JEL: I think that Andrea feels she has the tools she needs. She’s a bit of a loner. She’s not close to her mother or sister, but she has a best friend, Freya, whom she leans on for emotional support and advice about parenting. Before Pearl, she’s avoided permanent commitments. She is a person who’s very cautious about whom she lets into her life. I suppose I could have included more institutional support for her, but I wanted her to feel, rightly or wrongly, that she’s on her own.
CHS: What do you want your readers to walk away with, after reading the novel?

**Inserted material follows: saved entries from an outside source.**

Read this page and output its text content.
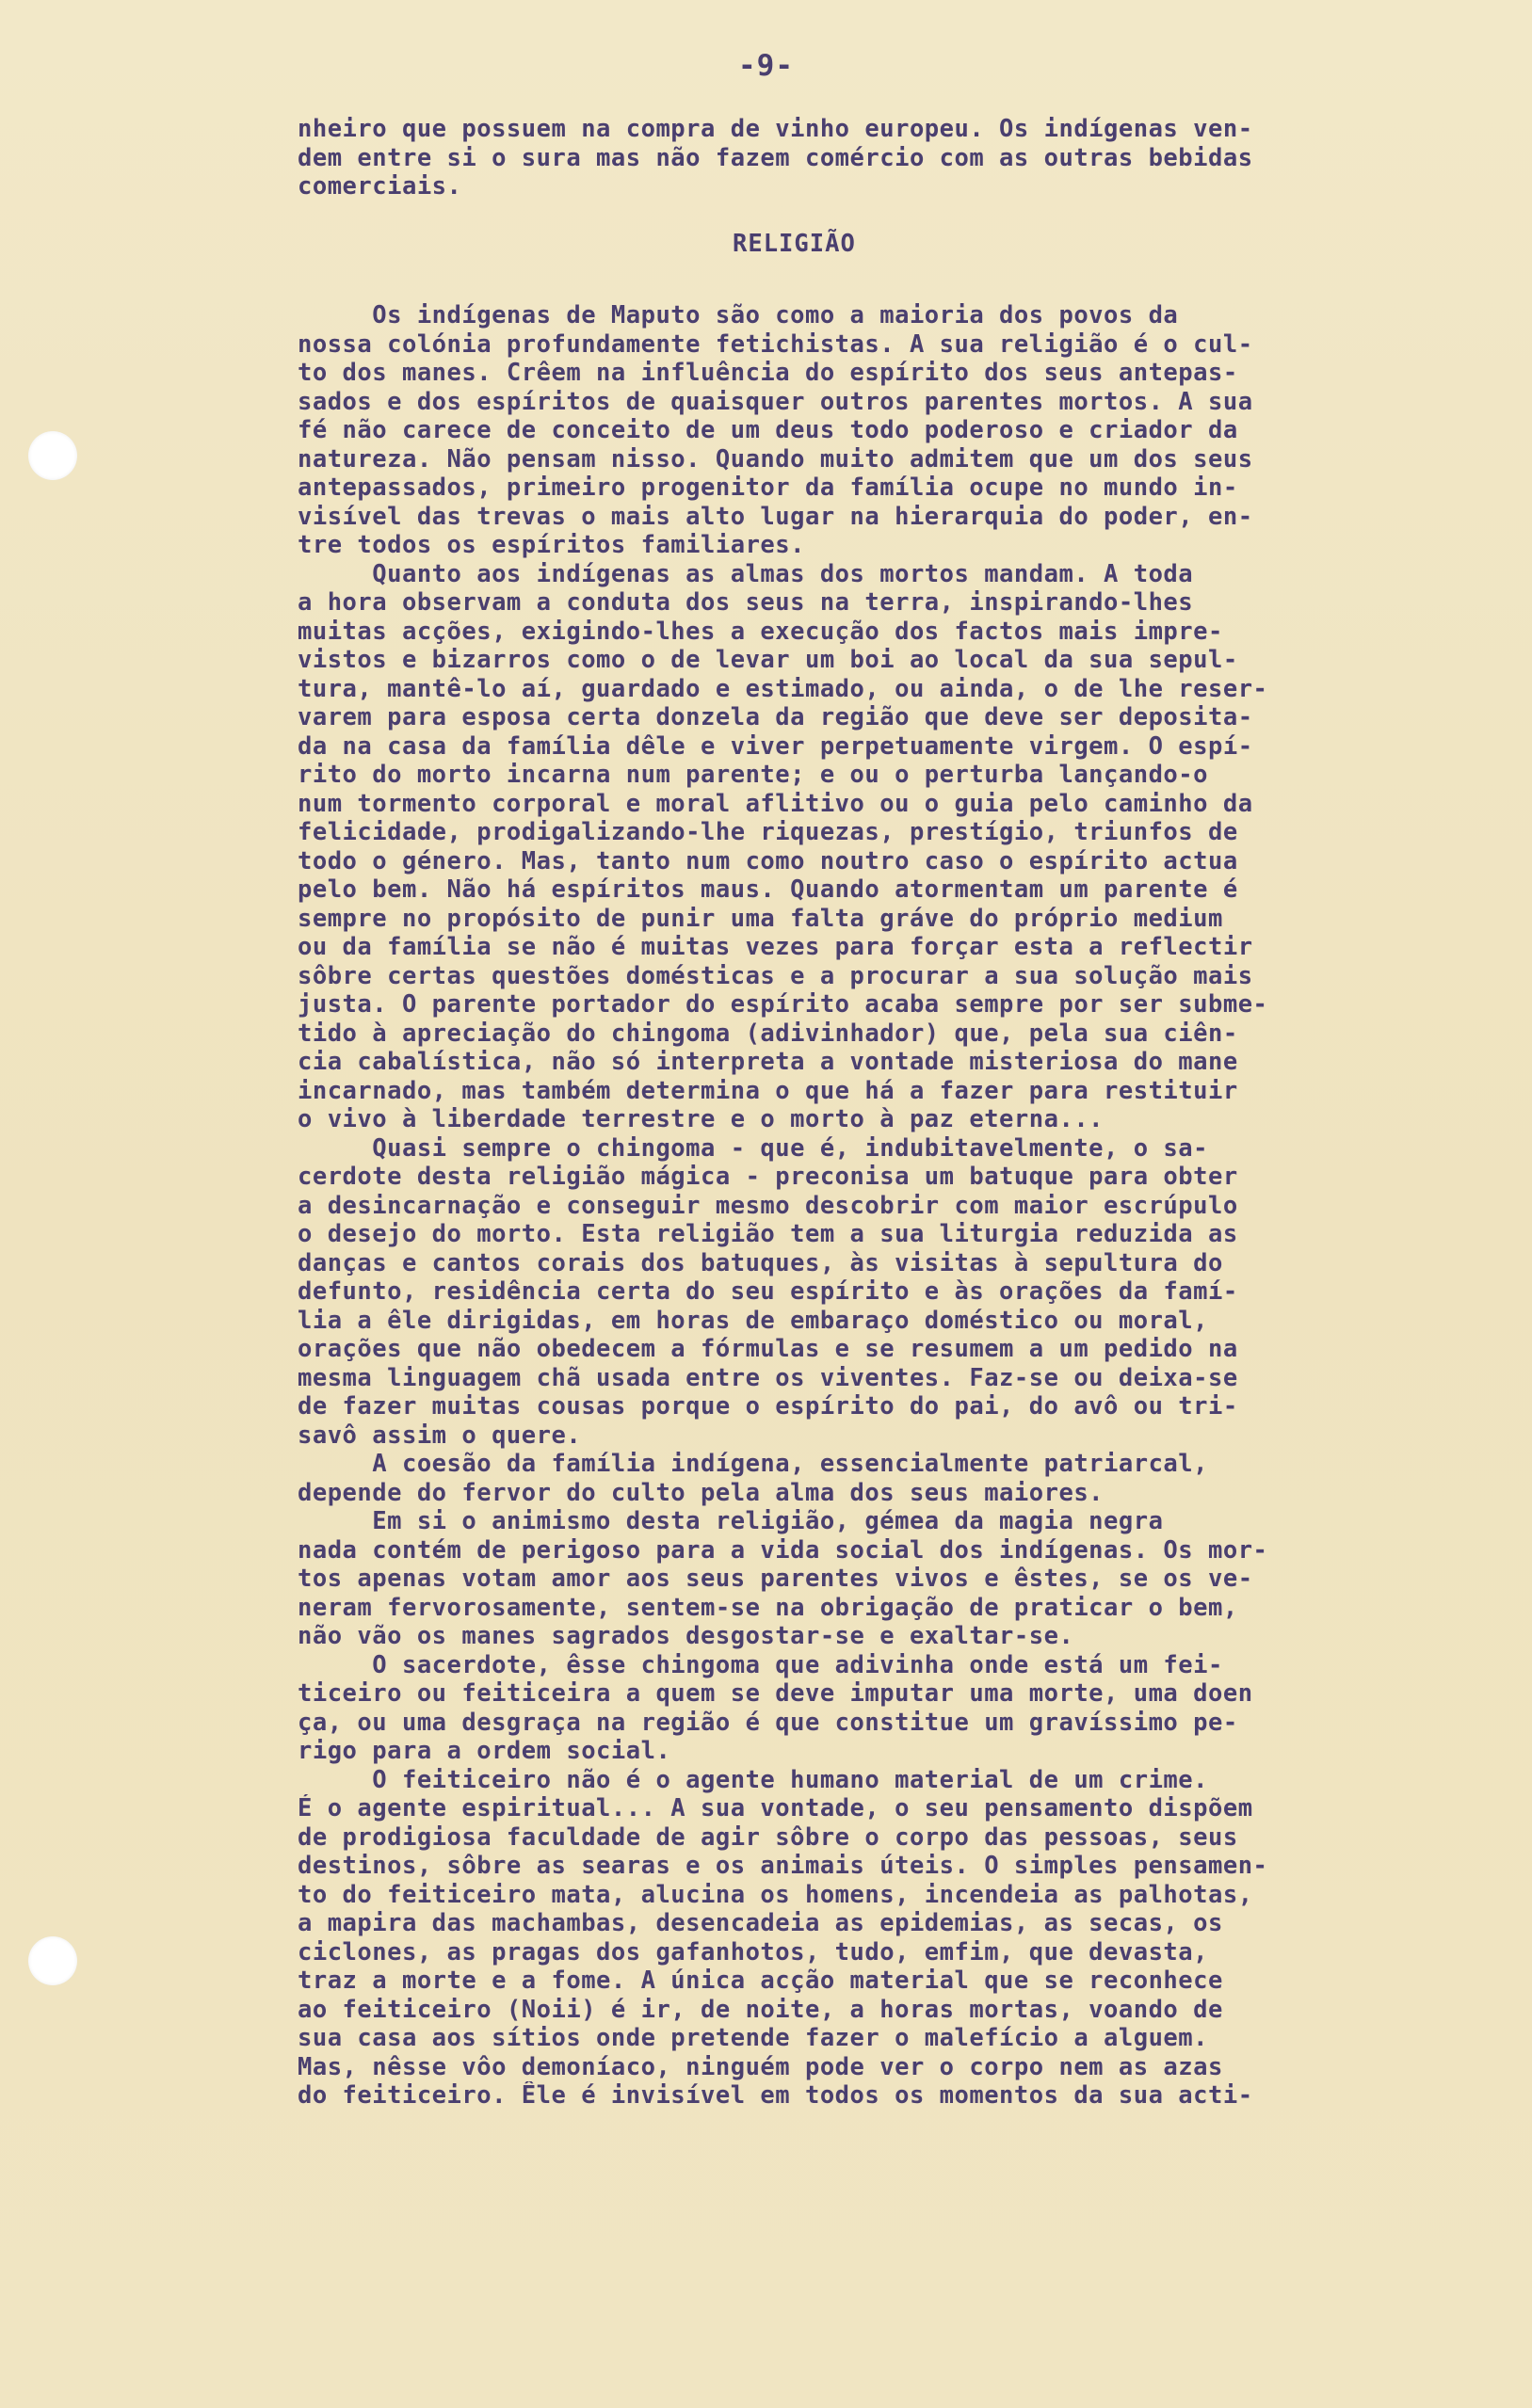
-9-
nheiro que possuem na compra de vinho europeu. Os indígenas ven-
dem entre si o sura mas não fazem comércio com as outras bebidas
comerciais.
RELIGIÃO
Os indígenas de Maputo são como a maioria dos povos da
nossa colónia profundamente fetichistas. A sua religião é o cul-
to dos manes. Crêem na influência do espírito dos seus antepas-
sados e dos espíritos de quaisquer outros parentes mortos. A sua
fé não carece de conceito de um deus todo poderoso e criador da
natureza. Não pensam nisso. Quando muito admitem que um dos seus
antepassados, primeiro progenitor da família ocupe no mundo in-
visível das trevas o mais alto lugar na hierarquia do poder, en-
tre todos os espíritos familiares.
Quanto aos indígenas as almas dos mortos mandam. A toda
a hora observam a conduta dos seus na terra, inspirando-lhes
muitas acções, exigindo-lhes a execução dos factos mais impre-
vistos e bizarros como o de levar um boi ao local da sua sepul-
tura, mantê-lo aí, guardado e estimado, ou ainda, o de lhe reser-
varem para esposa certa donzela da região que deve ser deposita-
da na casa da família dêle e viver perpetuamente virgem. O espí-
rito do morto incarna num parente; e ou o perturba lançando-o
num tormento corporal e moral aflitivo ou o guia pelo caminho da
felicidade, prodigalizando-lhe riquezas, prestígio, triunfos de
todo o género. Mas, tanto num como noutro caso o espírito actua
pelo bem. Não há espíritos maus. Quando atormentam um parente é
sempre no propósito de punir uma falta gráve do próprio medium
ou da família se não é muitas vezes para forçar esta a reflectir
sôbre certas questões domésticas e a procurar a sua solução mais
justa. O parente portador do espírito acaba sempre por ser subme-
tido à apreciação do chingoma (adivinhador) que, pela sua ciên-
cia cabalística, não só interpreta a vontade misteriosa do mane
incarnado, mas também determina o que há a fazer para restituir
o vivo à liberdade terrestre e o morto à paz eterna...
Quasi sempre o chingoma - que é, indubitavelmente, o sa-
cerdote desta religião mágica - preconisa um batuque para obter
a desincarnação e conseguir mesmo descobrir com maior escrúpulo
o desejo do morto. Esta religião tem a sua liturgia reduzida as
danças e cantos corais dos batuques, às visitas à sepultura do
defunto, residência certa do seu espírito e às orações da famí-
lia a êle dirigidas, em horas de embaraço doméstico ou moral,
orações que não obedecem a fórmulas e se resumem a um pedido na
mesma linguagem chã usada entre os viventes. Faz-se ou deixa-se
de fazer muitas cousas porque o espírito do pai, do avô ou tri-
savô assim o quere.
A coesão da família indígena, essencialmente patriarcal,
depende do fervor do culto pela alma dos seus maiores.
Em si o animismo desta religião, gémea da magia negra
nada contém de perigoso para a vida social dos indígenas. Os mor-
tos apenas votam amor aos seus parentes vivos e êstes, se os ve-
neram fervorosamente, sentem-se na obrigação de praticar o bem,
não vão os manes sagrados desgostar-se e exaltar-se.
O sacerdote, êsse chingoma que adivinha onde está um fei-
ticeiro ou feiticeira a quem se deve imputar uma morte, uma doen
ça, ou uma desgraça na região é que constitue um gravíssimo pe-
rigo para a ordem social.
O feiticeiro não é o agente humano material de um crime.
É o agente espiritual... A sua vontade, o seu pensamento dispõem
de prodigiosa faculdade de agir sôbre o corpo das pessoas, seus
destinos, sôbre as searas e os animais úteis. O simples pensamen-
to do feiticeiro mata, alucina os homens, incendeia as palhotas,
a mapira das machambas, desencadeia as epidemias, as secas, os
ciclones, as pragas dos gafanhotos, tudo, emfim, que devasta,
traz a morte e a fome. A única acção material que se reconhece
ao feiticeiro (Noii) é ir, de noite, a horas mortas, voando de
sua casa aos sítios onde pretende fazer o malefício a alguem.
Mas, nêsse vôo demoníaco, ninguém pode ver o corpo nem as azas
do feiticeiro. Êle é invisível em todos os momentos da sua acti-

JEL: I want this novel to highlight the challenges any parent, mother or father, biological or adopted, faces in raising a child. I want readers to see that this is a unique relationship, but that there are universal aspects of the mother-daughter bond. And I hope it’s not just mother-daughter. Or just about adoption.
CHS: What’s next?
JEL: I’m working on a novel from two points of view involving women who come from the same rural college town but who have very different experiences. One grows up on a farm and marries her high school sweetheart, who’s in the military. The other one is a faculty child who rebels and leaves home after a series of bad decisions. Their lives intersect through a shared history that I won’t reveal here. I know a lot about small-town college life. I need to do research on homeschooling, the anti-vaxxer movement, and the lives of Iraq War widows. What’s amazing to me is that I thought I’d used up in the first book all the possible material inspired, admittedly broadly, from my life and family, but I find I have a whole new cache of memories to draw on to inspire new characters and situations. I also love creating a character whose life has been very different from mine. It’s the juxtaposition of familiar and unfamiliar that creates a dynamic energy that propels the story for me.